Two men have been found guilty of misleading investors in an scheme which lost more than 300 people in excess of £1.4m.
In a case brought by the Financial Conduct Authority (FCA), Samrat Bhandari and Muhammad Aleem Mirza were yesterday charged with a number of offences including misleading investors and participating in regulated financial activities without authorisation.
Bhandari and Mirza will join brothers Paul and Michael Moore, who pleaded guilty for offences relating to the same scheme at an earlier hearing, in being sentenced later in December.
“Misleading financial promotions relating to investment schemes cause untold harm to consumers,” said Mark Steward, Director of Enforcement and Market Oversight at the FCA.
“The FCA is determined to ensure those who are involved in setting up and operating schemes like this one, without FCA authorisation, are identified and held to account to the fullest extent permitted by law.”
Between 2009 and early 2014, brokers including the Moore brothers cold-called investors – many of whom were vulnerable, retired people – and mis-sold them shares in a company called Symbiosis Healthcare.
Symbiosis was in fact set up by Mirza, a medical doctor, to provide “healthcare solutions”. Bhandari, as a director of corporate adviser William Albert Securities Ltd, organised the selling of the shares.

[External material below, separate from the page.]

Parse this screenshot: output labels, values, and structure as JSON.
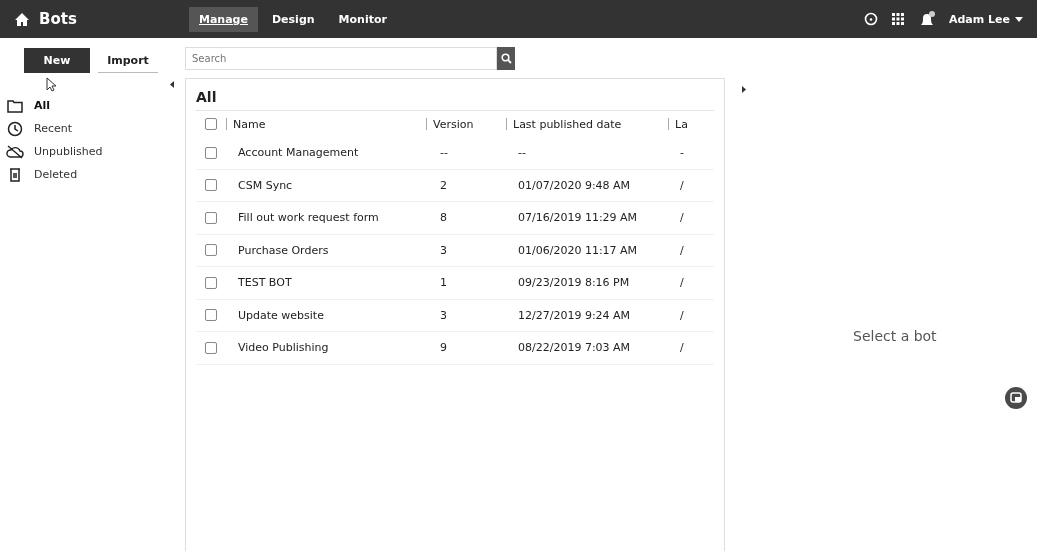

The investors were promised large profits, and “extravagant” claims were made about the investment opportunity in operating and expanding a network of clinics in Dubai and elsewhere.
More than 300 people invested around £1.4m, but the shares were effectively worthless. The FCA said each of the defendants “played an instrumental role in the systematic and prolonged misleading of investors” face-to-face, on the phone and through annual general meetings, as well as by publishing material on behalf of Symbiosis.
Another defendant, Albene Mendy who worked for William Albert Securities, was found not guilty.